The reason is that Teachout takes a different and more satisfying approach. He makes it plain from the outset that he is writing "a life of Mencken, not the life." That frees him to skip over many of the excruciating -- often uninteresting -- details that weigh down the Bode and Hobson biographies.

Instead, in a slimmer and vastly more interesting book, Teachout is able to devote his attention to providing more penetrating insight into Mencken -- as a writer, editor, thinker and man -- than either of his predecessors.

He recognizes Mencken's unparalleled skill as a journalist, his remarkable work on The American Language and a New Dictionary of Quotations and his masterpieces of style, Happy Days and Newspaper Days.

But he also concludes that much of Mencken's social criticism amounted to nothing more than a "Punch-and-Judy show," and that he was, in many ways, a lousy editor who ran roughshod over writers and published magazines that were often dull.

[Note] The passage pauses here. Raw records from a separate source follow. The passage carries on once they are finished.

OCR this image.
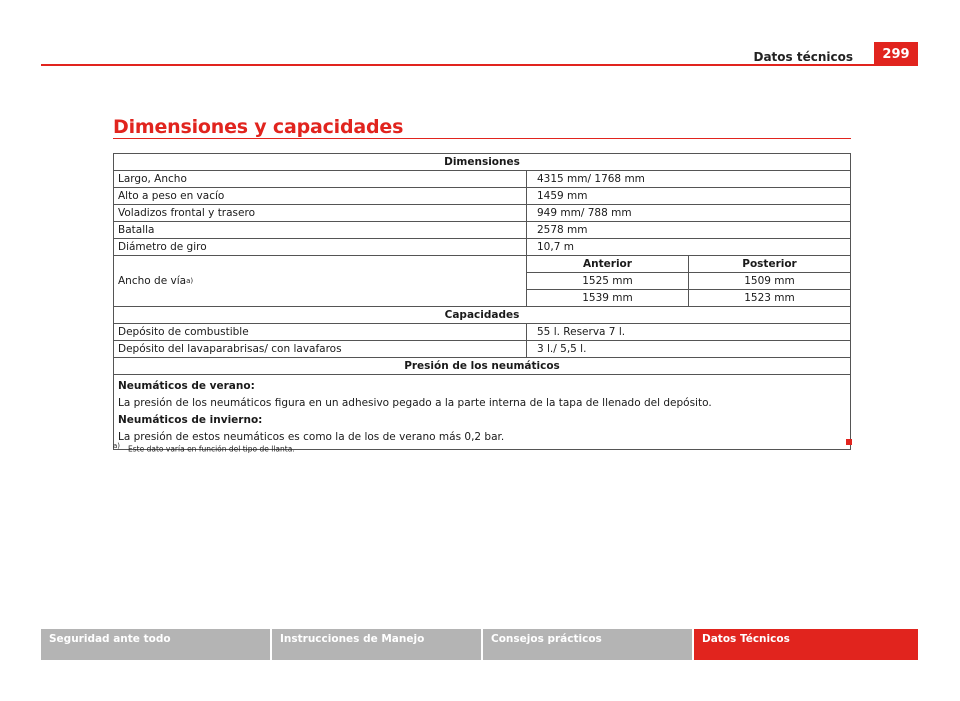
Datos técnicos	299
Dimensiones y capacidades
Dimensiones
Largo, Ancho	4315 mm/ 1768 mm
Alto a peso en vacío	1459 mm
Voladizos frontal y trasero	949 mm/ 788 mm
Batalla	2578 mm
Diámetro de giro	10,7 m
Ancho de vía a)
Anterior	Posterior
1525 mm	1509 mm
1539 mm	1523 mm
Capacidades
Depósito de combustible	55 l. Reserva 7 l.
Depósito del lavaparabrisas/ con lavafaros	3 l./ 5,5 l.
Presión de los neumáticos
Neumáticos de verano:
La presión de los neumáticos figura en un adhesivo pegado a la parte interna de la tapa de llenado del depósito.
Neumáticos de invierno:
La presión de estos neumáticos es como la de los de verano más 0,2 bar.
$^{a)}$ Este dato varía en función del tipo de llanta.
Seguridad ante todo	Instrucciones de Manejo	Consejos prácticos	Datos Técnicos
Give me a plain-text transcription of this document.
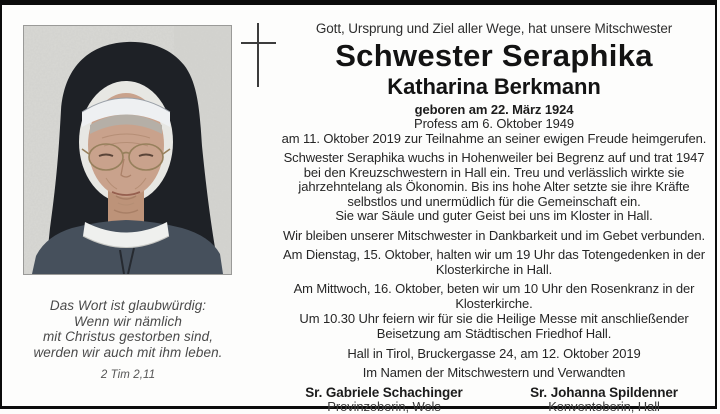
Das Wort ist glaubwürdig:
Wenn wir nämlich
mit Christus gestorben sind,
werden wir auch mit ihm leben.
2 Tim 2,11
Gott, Ursprung und Ziel aller Wege, hat unsere Mitschwester
Schwester Seraphika
Katharina Berkmann
geboren am 22. März 1924
Profess am 6. Oktober 1949
am 11. Oktober 2019 zur Teilnahme an seiner ewigen Freude heimgerufen.

Schwester Seraphika wuchs in Hohenweiler bei Begrenz auf und trat 1947 bei den Kreuzschwestern in Hall ein. Treu und verlässlich wirkte sie jahrzehntelang als Ökonomin. Bis ins hohe Alter setzte sie ihre Kräfte selbstlos und unermüdlich für die Gemeinschaft ein.

Sie war Säule und guter Geist bei uns im Kloster in Hall.

Wir bleiben unserer Mitschwester in Dankbarkeit und im Gebet verbunden.

Am Dienstag, 15. Oktober, halten wir um 19 Uhr das Totengedenken in der Klosterkirche in Hall.

Am Mittwoch, 16. Oktober, beten wir um 10 Uhr den Rosenkranz in der Klosterkirche.

Um 10.30 Uhr feiern wir für sie die Heilige Messe mit anschließender Beisetzung am Städtischen Friedhof Hall.

Hall in Tirol, Bruckergasse 24, am 12. Oktober 2019
Im Namen der Mitschwestern und Verwandten
Sr. Gabriele Schachinger
Provinzoberin, Wels
Sr. Johanna Spildenner
Konventoberin, Hall
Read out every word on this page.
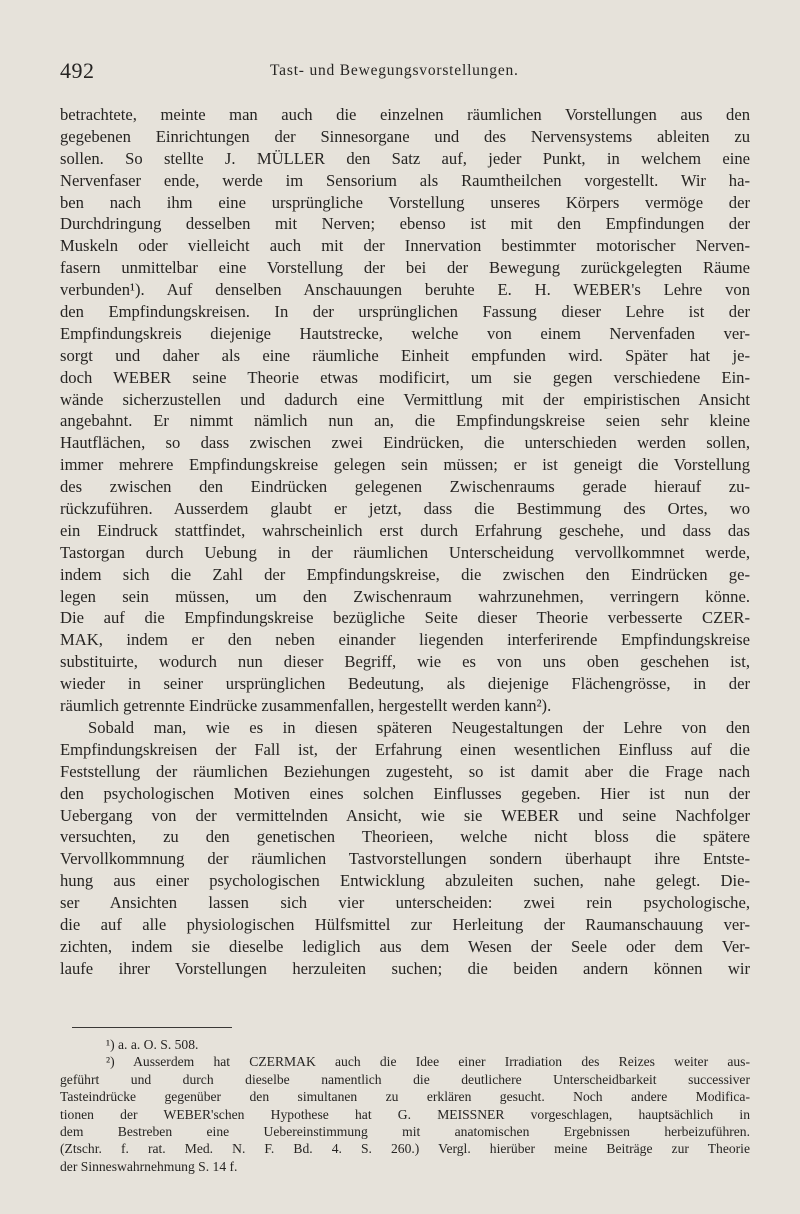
492	Tast- und Bewegungsvorstellungen.
betrachtete, meinte man auch die einzelnen räumlichen Vorstellungen aus den
gegebenen Einrichtungen der Sinnesorgane und des Nervensystems ableiten zu
sollen. So stellte J. MÜLLER den Satz auf, jeder Punkt, in welchem eine
Nervenfaser ende, werde im Sensorium als Raumtheilchen vorgestellt. Wir ha-
ben nach ihm eine ursprüngliche Vorstellung unseres Körpers vermöge der
Durchdringung desselben mit Nerven; ebenso ist mit den Empfindungen der
Muskeln oder vielleicht auch mit der Innervation bestimmter motorischer Nerven-
fasern unmittelbar eine Vorstellung der bei der Bewegung zurückgelegten Räume
verbunden¹). Auf denselben Anschauungen beruhte E. H. WEBER's Lehre von
den Empfindungskreisen. In der ursprünglichen Fassung dieser Lehre ist der
Empfindungskreis diejenige Hautstrecke, welche von einem Nervenfaden ver-
sorgt und daher als eine räumliche Einheit empfunden wird. Später hat je-
doch WEBER seine Theorie etwas modificirt, um sie gegen verschiedene Ein-
wände sicherzustellen und dadurch eine Vermittlung mit der empiristischen Ansicht
angebahnt. Er nimmt nämlich nun an, die Empfindungskreise seien sehr kleine
Hautflächen, so dass zwischen zwei Eindrücken, die unterschieden werden sollen,
immer mehrere Empfindungskreise gelegen sein müssen; er ist geneigt die Vorstellung
des zwischen den Eindrücken gelegenen Zwischenraums gerade hierauf zu-
rückzuführen. Ausserdem glaubt er jetzt, dass die Bestimmung des Ortes, wo
ein Eindruck stattfindet, wahrscheinlich erst durch Erfahrung geschehe, und dass das
Tastorgan durch Uebung in der räumlichen Unterscheidung vervollkommnet werde,
indem sich die Zahl der Empfindungskreise, die zwischen den Eindrücken ge-
legen sein müssen, um den Zwischenraum wahrzunehmen, verringern könne.
Die auf die Empfindungskreise bezügliche Seite dieser Theorie verbesserte CZER-
MAK, indem er den neben einander liegenden interferirende Empfindungskreise
substituirte, wodurch nun dieser Begriff, wie es von uns oben geschehen ist,
wieder in seiner ursprünglichen Bedeutung, als diejenige Flächengrösse, in der
räumlich getrennte Eindrücke zusammenfallen, hergestellt werden kann²).
Sobald man, wie es in diesen späteren Neugestaltungen der Lehre von den
Empfindungskreisen der Fall ist, der Erfahrung einen wesentlichen Einfluss auf die
Feststellung der räumlichen Beziehungen zugesteht, so ist damit aber die Frage nach
den psychologischen Motiven eines solchen Einflusses gegeben. Hier ist nun der
Uebergang von der vermittelnden Ansicht, wie sie WEBER und seine Nachfolger
versuchten, zu den genetischen Theorieen, welche nicht bloss die spätere
Vervollkommnung der räumlichen Tastvorstellungen sondern überhaupt ihre Entste-
hung aus einer psychologischen Entwicklung abzuleiten suchen, nahe gelegt. Die-
ser Ansichten lassen sich vier unterscheiden: zwei rein psychologische,
die auf alle physiologischen Hülfsmittel zur Herleitung der Raumanschauung ver-
zichten, indem sie dieselbe lediglich aus dem Wesen der Seele oder dem Ver-
laufe ihrer Vorstellungen herzuleiten suchen; die beiden andern können wir
¹) a. a. O. S. 508.
²) Ausserdem hat CZERMAK auch die Idee einer Irradiation des Reizes weiter aus-
geführt und durch dieselbe namentlich die deutlichere Unterscheidbarkeit successiver
Tasteindrücke gegenüber den simultanen zu erklären gesucht. Noch andere Modifica-
tionen der WEBER'schen Hypothese hat G. MEISSNER vorgeschlagen, hauptsächlich in
dem Bestreben eine Uebereinstimmung mit anatomischen Ergebnissen herbeizuführen.
(Ztschr. f. rat. Med. N. F. Bd. 4. S. 260.) Vergl. hierüber meine Beiträge zur Theorie
der Sinneswahrnehmung S. 14 f.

He points out that Mencken's relentless attacks on those he considered his intellectual inferiors -- the nation's Puritans, pedagogues and Babbitts -- helped liberate American culture, especially literature.

But he also demonstrates that Mencken's philosophy was often contradictory or poorly thought out, and that the man who edited the nation's most influential magazines of ideas showed astonishingly little interest in the artistic and cultural developments of his era.

He shows readers the Mencken who is gregarious with friends, devoted to his mother and brother and tender with his wife.

But he also deals frankly with the man who was a radical in public and a Victorian in private, who judged colleagues "mercilessly" in his diary and who was, without equivocation, an anti-Semite.

It is undeniable that Bode and especially Hobson cover ground Teachout leaves untouched. One important example is that Hobson explores Mencken's attitudes toward African-Americans, which Teachout glides over.

But the bottom line is that Teachout understands Mencken better than any other biographer -- so much so that, in retrospect, it is surprising that Hobson didn't make better use of all the new material available.

Equally important, the Mencken of Teachout's biography is a real man -- warts and all -- not an icon. Biographers tend to choose subjects they admire, and too often that colors their work.

Teachout manages the difficult trick of admiring the traits that made Mencken great -- his incomparable work ethic, his lively mind, his gorgeous prose style -- while being unfailingly honest about his shortcomings.

There was, as Teachout puts it so aptly, "nothing small about him, not even his flaws."

In the end, Teachout offers an assessment of Mencken that rings true: "He was to the first part of the twentieth century what Mark Twain was to the last part of the nineteenth -- the quintessential voice of American letters. Perhaps even a sage, of sorts, too, though an altogether American one, not calm and reflective but noisy as a tornado; witty and abrasive, self-confident and self-contradictory, sometimes maddening, often engaging, always inimitable."

This will not be the last biography of Mencken -- another is already in progress -- but Teachout has set the bar extremely high for writers who come after him. Indeed, with his penetrating insight into the man and his work, Terry Teachout may already have had the final word on H. L. Mencken.

Stephen R. Proctor is the Sun's deputy managing editor for features and sports. He has worked for The Sun for 22 years, and for his entire adult life has been a serious student of the history of this newspaper and The Sun's most famous writer.